Another thing to look at is one of those Jumper batteries. I used one last year and I will stay with that because it has multiple uses and I already had one.


----------



## wingaddict (Sep 16, 2009)

Chuck Smith said:


> Just go to a the battery department or even a small engine guy and ask what they would buy.
> 
> I have switched everything over to MP3 so I don't need those big battery's


how do you power your amp?


----------



## Traxion (Apr 16, 2004)

For those running smaller batteries (Vexilar, etc) what size amp are you running? I would like to lighten up a bit but my 300W seems to suck down the juice.


----------



## Chuck Smith (Feb 22, 2005)

> how do you power your amp?


With the mp3 i use a mini amp i bought at radio shack. It run's on 9v batteries.


----------



## wingaddict (Sep 16, 2009)

Chuck Smith said:


> > how do you power your amp?
> 
> 
> With the mp3 i use a mini amp i bought at radio shack. It run's on 9v batteries.


gotcha. I think I'll stick to my garden tractor battery.


----------



## Chuck Smith (Feb 22, 2005)

I used to run two car stero's with 3 speakers on each and two tractor battery's and one as a back up.
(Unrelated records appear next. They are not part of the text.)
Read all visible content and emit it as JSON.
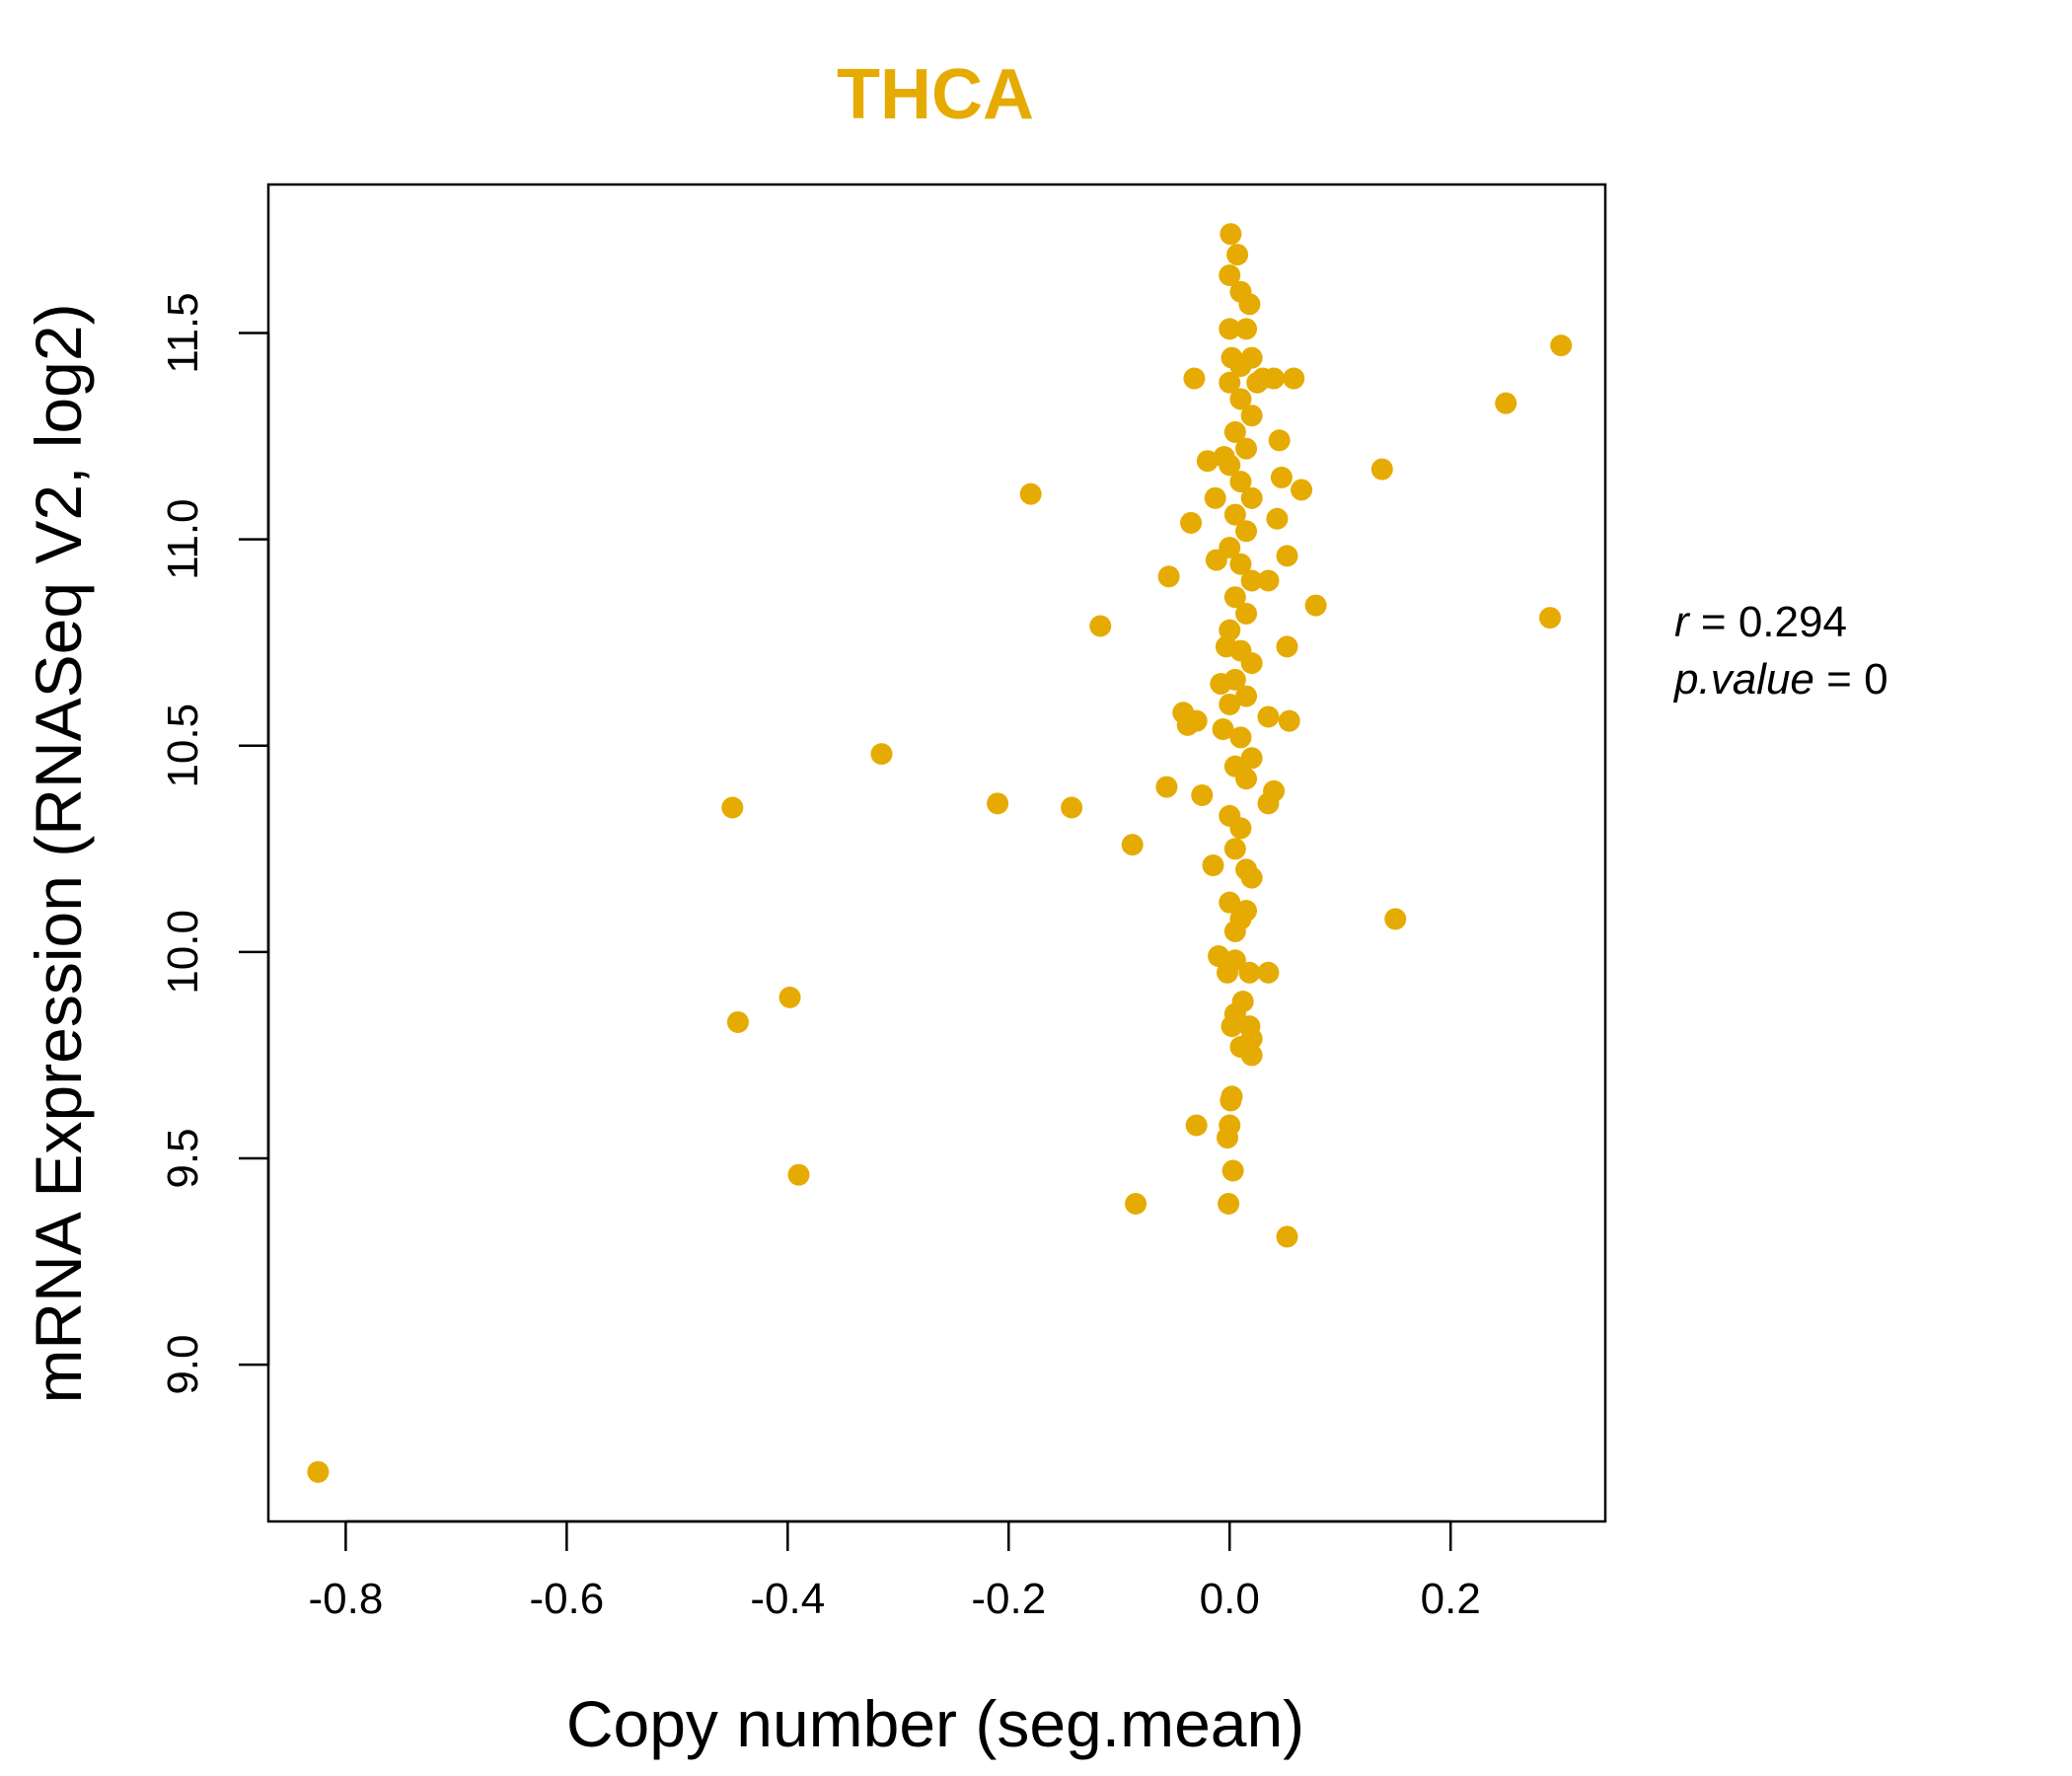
{
  "chart_data": {
    "type": "scatter",
    "title": "THCA",
    "xlabel": "Copy number (seg.mean)",
    "ylabel": "mRNA Expression (RNASeq V2, log2)",
    "xlim": [
      -0.87,
      0.34
    ],
    "ylim": [
      8.62,
      11.86
    ],
    "x_ticks": [
      -0.8,
      -0.6,
      -0.4,
      -0.2,
      0.0,
      0.2
    ],
    "x_tick_labels": [
      "-0.8",
      "-0.6",
      "-0.4",
      "-0.2",
      "0.0",
      "0.2"
    ],
    "y_ticks": [
      9.0,
      9.5,
      10.0,
      10.5,
      11.0,
      11.5
    ],
    "y_tick_labels": [
      "9.0",
      "9.5",
      "10.0",
      "10.5",
      "11.0",
      "11.5"
    ],
    "grid": false,
    "legend": "none",
    "point_color": "#E6AB02",
    "stats": {
      "r_symbol": "r",
      "r_value": "0.294",
      "p_symbol": "p.value",
      "p_value": "0",
      "equals": "="
    },
    "series": [
      {
        "points": [
          [
            -0.825,
            8.74
          ],
          [
            -0.45,
            10.35
          ],
          [
            -0.445,
            9.83
          ],
          [
            -0.398,
            9.89
          ],
          [
            -0.39,
            9.46
          ],
          [
            -0.315,
            10.48
          ],
          [
            -0.21,
            10.36
          ],
          [
            -0.18,
            11.11
          ],
          [
            -0.143,
            10.35
          ],
          [
            -0.117,
            10.79
          ],
          [
            -0.088,
            10.26
          ],
          [
            -0.085,
            9.39
          ],
          [
            -0.055,
            10.91
          ],
          [
            -0.057,
            10.4
          ],
          [
            -0.042,
            10.58
          ],
          [
            -0.038,
            10.55
          ],
          [
            -0.035,
            11.04
          ],
          [
            -0.032,
            11.39
          ],
          [
            -0.03,
            10.56
          ],
          [
            -0.03,
            9.58
          ],
          [
            -0.025,
            10.38
          ],
          [
            -0.02,
            11.19
          ],
          [
            -0.015,
            10.21
          ],
          [
            -0.013,
            11.1
          ],
          [
            -0.012,
            10.95
          ],
          [
            -0.01,
            9.99
          ],
          [
            -0.008,
            10.65
          ],
          [
            -0.006,
            10.54
          ],
          [
            -0.005,
            11.2
          ],
          [
            -0.003,
            10.74
          ],
          [
            -0.002,
            9.55
          ],
          [
            -0.001,
            9.39
          ],
          [
            0.0,
            9.58
          ],
          [
            0.001,
            9.64
          ],
          [
            0.002,
            9.65
          ],
          [
            0.003,
            9.47
          ],
          [
            0.0,
            11.64
          ],
          [
            0.001,
            11.74
          ],
          [
            0.0,
            11.51
          ],
          [
            0.002,
            11.44
          ],
          [
            0.007,
            11.69
          ],
          [
            0.01,
            11.6
          ],
          [
            0.015,
            11.51
          ],
          [
            0.018,
            11.57
          ],
          [
            0.02,
            11.44
          ],
          [
            0.025,
            11.38
          ],
          [
            0.03,
            11.39
          ],
          [
            0.04,
            11.39
          ],
          [
            0.058,
            11.39
          ],
          [
            0.045,
            11.24
          ],
          [
            0.047,
            11.15
          ],
          [
            0.065,
            11.12
          ],
          [
            0.043,
            11.05
          ],
          [
            0.052,
            10.96
          ],
          [
            0.035,
            10.9
          ],
          [
            0.078,
            10.84
          ],
          [
            0.052,
            10.74
          ],
          [
            0.035,
            10.57
          ],
          [
            0.054,
            10.56
          ],
          [
            0.04,
            10.39
          ],
          [
            0.035,
            10.36
          ],
          [
            0.02,
            10.18
          ],
          [
            0.015,
            10.1
          ],
          [
            0.018,
            9.95
          ],
          [
            0.035,
            9.95
          ],
          [
            0.012,
            9.88
          ],
          [
            0.018,
            9.82
          ],
          [
            0.02,
            9.79
          ],
          [
            0.02,
            9.75
          ],
          [
            0.01,
            9.77
          ],
          [
            0.005,
            9.85
          ],
          [
            0.002,
            9.82
          ],
          [
            -0.002,
            9.95
          ],
          [
            0.005,
            9.98
          ],
          [
            0.005,
            10.05
          ],
          [
            0.01,
            10.08
          ],
          [
            0.0,
            10.12
          ],
          [
            0.015,
            10.2
          ],
          [
            0.005,
            10.25
          ],
          [
            0.01,
            10.3
          ],
          [
            0.0,
            10.33
          ],
          [
            0.015,
            10.42
          ],
          [
            0.005,
            10.45
          ],
          [
            0.02,
            10.47
          ],
          [
            0.01,
            10.52
          ],
          [
            0.0,
            10.6
          ],
          [
            0.015,
            10.62
          ],
          [
            0.005,
            10.66
          ],
          [
            0.02,
            10.7
          ],
          [
            0.01,
            10.73
          ],
          [
            0.0,
            10.78
          ],
          [
            0.015,
            10.82
          ],
          [
            0.005,
            10.86
          ],
          [
            0.02,
            10.9
          ],
          [
            0.01,
            10.94
          ],
          [
            0.0,
            10.98
          ],
          [
            0.015,
            11.02
          ],
          [
            0.005,
            11.06
          ],
          [
            0.02,
            11.1
          ],
          [
            0.01,
            11.14
          ],
          [
            0.0,
            11.18
          ],
          [
            0.015,
            11.22
          ],
          [
            0.005,
            11.26
          ],
          [
            0.02,
            11.3
          ],
          [
            0.01,
            11.34
          ],
          [
            0.0,
            11.38
          ],
          [
            0.01,
            11.42
          ],
          [
            0.25,
            11.33
          ],
          [
            0.3,
            11.47
          ],
          [
            0.138,
            11.17
          ],
          [
            0.29,
            10.81
          ],
          [
            0.15,
            10.08
          ],
          [
            0.052,
            9.31
          ]
        ]
      }
    ]
  }
}
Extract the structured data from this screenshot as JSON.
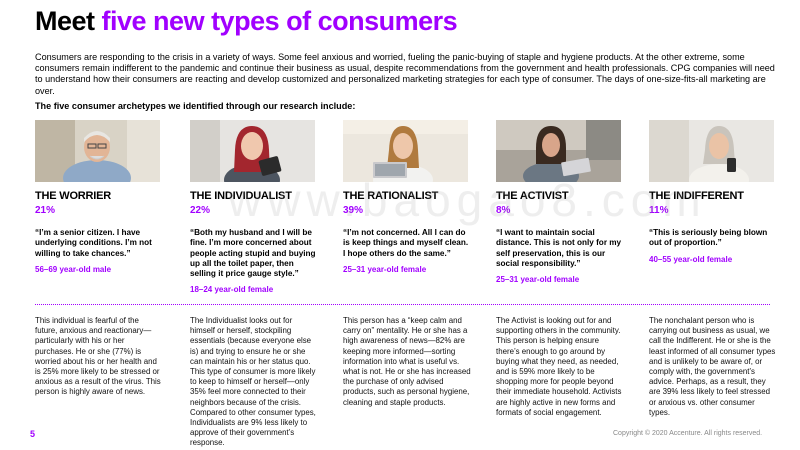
{
  "title": {
    "prefix": "Meet ",
    "highlight": "five new types of consumers"
  },
  "intro": "Consumers are responding to the crisis in a variety of ways. Some feel anxious and worried, fueling the panic-buying of staple and hygiene products. At the other extreme, some consumers remain indifferent to the pandemic and continue their business as usual, despite recommendations from the government and health professionals. CPG companies will need to understand how their consumers are reacting and develop customized and personalized marketing strategies for each type of consumer. The days of one-size-fits-all marketing are over.",
  "subhead": "The five consumer archetypes we identified through our research include:",
  "watermark": "www.baogao8.com",
  "colors": {
    "accent": "#a100ff"
  },
  "archetypes": [
    {
      "name": "THE WORRIER",
      "percent": "21%",
      "quote": "“I’m a senior citizen. I have underlying conditions. I’m not willing to take chances.”",
      "age": "56–69 year-old male",
      "description": "This individual is fearful of the future, anxious and reactionary—particularly with his or her purchases. He or she (77%) is worried about his or her health and is 25% more likely to be stressed or anxious as a result of the virus. This person is highly aware of news.",
      "photo": "senior-man-photo"
    },
    {
      "name": "THE INDIVIDUALIST",
      "percent": "22%",
      "quote": "“Both my husband and I will be fine. I’m more concerned about people acting stupid and buying up all the toilet paper, then selling it price gauge style.”",
      "age": "18–24 year-old female",
      "description": "The Individualist looks out for himself or herself, stockpiling essentials (because everyone else is) and trying to ensure he or she can maintain his or her status quo. This type of consumer is more likely to keep to himself or herself—only 35% feel more connected to their neighbors because of the crisis. Compared to other consumer types, Individualists are 9% less likely to approve of their government’s response.",
      "photo": "young-woman-tablet-photo"
    },
    {
      "name": "THE RATIONALIST",
      "percent": "39%",
      "quote": "“I’m not concerned. All I can do is keep things and myself clean. I hope others do the same.”",
      "age": "25–31 year-old female",
      "description": "This person has a “keep calm and carry on” mentality. He or she has a high awareness of news—82% are keeping more informed—sorting information into what is useful vs. what is not. He or she has increased the purchase of only advised products, such as personal hygiene, cleaning and staple products.",
      "photo": "woman-laptop-photo"
    },
    {
      "name": "THE ACTIVIST",
      "percent": "8%",
      "quote": "“I want to maintain social distance. This is not only for my self preservation, this is our social responsibility.”",
      "age": "25–31 year-old female",
      "description": "The Activist is looking out for and supporting others in the community. This person is helping ensure there’s enough to go around by buying what they need, as needed, and is 59% more likely to be shopping more for people beyond their immediate household. Activists are highly active in new forms and formats of social engagement.",
      "photo": "woman-sofa-laptop-photo"
    },
    {
      "name": "THE INDIFFERENT",
      "percent": "11%",
      "quote": "“This is seriously being blown out of proportion.”",
      "age": "40–55 year-old female",
      "description": "The nonchalant person who is carrying out business as usual, we call the Indifferent. He or she is the least informed of all consumer types and is unlikely to be aware of, or comply with, the government’s advice. Perhaps, as a result, they are 39% less likely to feel stressed or anxious vs. other consumer types.",
      "photo": "older-woman-phone-photo"
    }
  ],
  "page_number": "5",
  "copyright": "Copyright © 2020 Accenture. All rights reserved."
}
I switched to three mp3's, six speakers total (2 on each) with the mini amps. It cost me less than what the other system was. Just as loud and I can turn up and down the volume with the mp3 easier. Also with the mp3 system can run all day long on one AAA and one 9v. I switched battery's every day this spring just because I did not want them to die on me at an inappropriate time. Also the weight of the system is cut down to nothing more than the speakers!


----------



## aboller (Dec 24, 2006)

depends if you usually use an atv to get your gear in and out of the field or if you often walk or pack your gear in. I use a large deep cycle battery about the size of car battery. Most guys dont like this idea but I usually hunt snows pretty hard and get out quite a bit and my battery lasts me all season without recharging. For me this is huge as I HATE screwing around with crap like that especially on a daily basis. If you have access to an atv it is the only way to go imo.

Adam


----------



## goosehunternd (Mar 10, 2006)

I rock a deep cycle marine battery, works good for me.


----------